After four years on the staff at Imperial College, Baldwin spent more than a decade in the United States, working first at Pennsylvania State University in State College and then at the Massachusetts Institute of Technology (MIT) in Cambridge. With an able young team and the latest instruments, his MIT period was particularly productive. To develop a detailed picture of how atoms arrange themselves during organic reactions, he combined theoretical and geometric considerations with structural information. His team obtained this using techniques such as nuclear magnetic resonance and X-ray crystallography. At MIT, he created a class of biomimetic molecule that reversibly binds oxygen when complexed with iron, just as haemoglobin does in the blood, and formulated his rules for ring formation. It was also where he met his future wife, Christine Franchi, who built a career in academic publishing.

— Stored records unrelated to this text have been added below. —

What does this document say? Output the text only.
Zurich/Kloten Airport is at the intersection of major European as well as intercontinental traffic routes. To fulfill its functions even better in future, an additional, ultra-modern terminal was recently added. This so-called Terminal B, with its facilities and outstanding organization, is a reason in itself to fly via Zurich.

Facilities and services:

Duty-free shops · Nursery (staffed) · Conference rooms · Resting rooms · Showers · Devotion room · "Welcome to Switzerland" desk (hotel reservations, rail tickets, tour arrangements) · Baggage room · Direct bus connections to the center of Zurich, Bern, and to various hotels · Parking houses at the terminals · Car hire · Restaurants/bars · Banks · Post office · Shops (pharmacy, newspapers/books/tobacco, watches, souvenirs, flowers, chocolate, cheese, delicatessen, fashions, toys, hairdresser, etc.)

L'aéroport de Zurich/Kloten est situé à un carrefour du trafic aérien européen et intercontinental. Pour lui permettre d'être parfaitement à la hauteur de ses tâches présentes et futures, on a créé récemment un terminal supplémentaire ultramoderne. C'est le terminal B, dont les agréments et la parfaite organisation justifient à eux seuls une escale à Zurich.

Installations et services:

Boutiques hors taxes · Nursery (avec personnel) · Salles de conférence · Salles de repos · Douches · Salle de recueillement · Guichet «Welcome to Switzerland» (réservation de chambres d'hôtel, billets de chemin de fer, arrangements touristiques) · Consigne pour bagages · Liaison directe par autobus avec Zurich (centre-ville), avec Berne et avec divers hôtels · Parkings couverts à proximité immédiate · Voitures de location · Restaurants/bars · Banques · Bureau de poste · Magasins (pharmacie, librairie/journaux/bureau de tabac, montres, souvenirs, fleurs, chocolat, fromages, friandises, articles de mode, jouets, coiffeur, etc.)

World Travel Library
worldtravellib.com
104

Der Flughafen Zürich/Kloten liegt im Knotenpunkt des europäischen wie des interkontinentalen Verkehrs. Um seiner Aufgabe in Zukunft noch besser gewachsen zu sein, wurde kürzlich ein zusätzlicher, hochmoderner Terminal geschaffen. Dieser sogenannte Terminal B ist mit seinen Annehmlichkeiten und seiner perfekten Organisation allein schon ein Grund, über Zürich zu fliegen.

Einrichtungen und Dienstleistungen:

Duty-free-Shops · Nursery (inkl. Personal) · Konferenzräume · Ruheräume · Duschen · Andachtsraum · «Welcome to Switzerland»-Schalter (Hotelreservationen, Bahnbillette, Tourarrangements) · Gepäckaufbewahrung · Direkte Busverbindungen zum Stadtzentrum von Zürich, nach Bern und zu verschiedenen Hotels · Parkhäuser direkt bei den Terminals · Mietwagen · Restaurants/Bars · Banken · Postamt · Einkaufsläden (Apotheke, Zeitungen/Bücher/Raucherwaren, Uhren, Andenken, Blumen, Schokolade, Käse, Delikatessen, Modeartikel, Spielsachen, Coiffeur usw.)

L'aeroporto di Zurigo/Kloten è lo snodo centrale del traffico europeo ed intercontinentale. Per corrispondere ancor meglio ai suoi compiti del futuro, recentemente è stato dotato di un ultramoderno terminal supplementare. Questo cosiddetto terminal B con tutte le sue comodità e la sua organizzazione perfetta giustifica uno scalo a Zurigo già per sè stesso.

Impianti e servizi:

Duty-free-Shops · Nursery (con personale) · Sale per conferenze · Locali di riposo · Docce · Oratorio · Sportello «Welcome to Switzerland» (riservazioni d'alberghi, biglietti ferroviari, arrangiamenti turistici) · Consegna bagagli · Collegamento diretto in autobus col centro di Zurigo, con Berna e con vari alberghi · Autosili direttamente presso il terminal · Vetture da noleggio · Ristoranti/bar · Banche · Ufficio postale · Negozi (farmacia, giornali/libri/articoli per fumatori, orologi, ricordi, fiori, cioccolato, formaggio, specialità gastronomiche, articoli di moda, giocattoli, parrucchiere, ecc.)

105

In 1978, Baldwin was recruited to head the Dyson Perrins Laboratory at the University of Oxford, UK. As only the fourth person to hold the chair in organic chemistry since the laboratory opened in 1916, he transformed his discipline at Oxford, in terms of both scientific ambition and equipment. Baldwin brought with him researchers from his internationally diverse lab at MIT, and continued to recruit people with a wide range of backgrounds.

Many of his students, who knew him as ‘J.E.B.’, went on to lead research all over the world. The output of his lab was prodigious: he is an author on at least 700 papers. In 1988, he became the founding director of the Oxford Centre for Molecular Sciences, which he headed for 10 years. The centre helped to link physical and biological sciences in Oxford.

The pioneering role of Oxford scientists in the extraction, testing and structural analysis of penicillin during the 1940s inspired Baldwin’s extensive work on trying to make the drug from scratch. His respect for the optimally efficient process by which microbes produce the molecule — even now, most penicillin antibiotics continue to be produced through fermentation — led him further into the field of biomimetic synthesis. His favoured approach for building complex multi-ring structures was to try to mimic nature’s strategy of making a relatively simple linear framework that is predisposed to react to give multiple rings in a single step. The ‘molecules from Mars’ he made using this approach included unusual alkaloids derived from marine sponges and rare rainforest plants.

Baldwin had little time for the academic conventions of Oxford: he spoke his mind, and could seem pugnacious in scientific debate. But his forceful leadership style belied a generosity in his treatment of junior colleagues. Wholly committed to research, he never sought seats on prestigious committees, although his distinction brought many honours, including a knighthood in 1997. He developed links with the chemical industry and championed its role in society, encouraging his students to pursue industrial careers. Aside from science, he enjoyed good food, fine wine, powerful motorbikes, fast cars and his dogs. After he retired in 2005, he continued to co-author publications until just months before his death.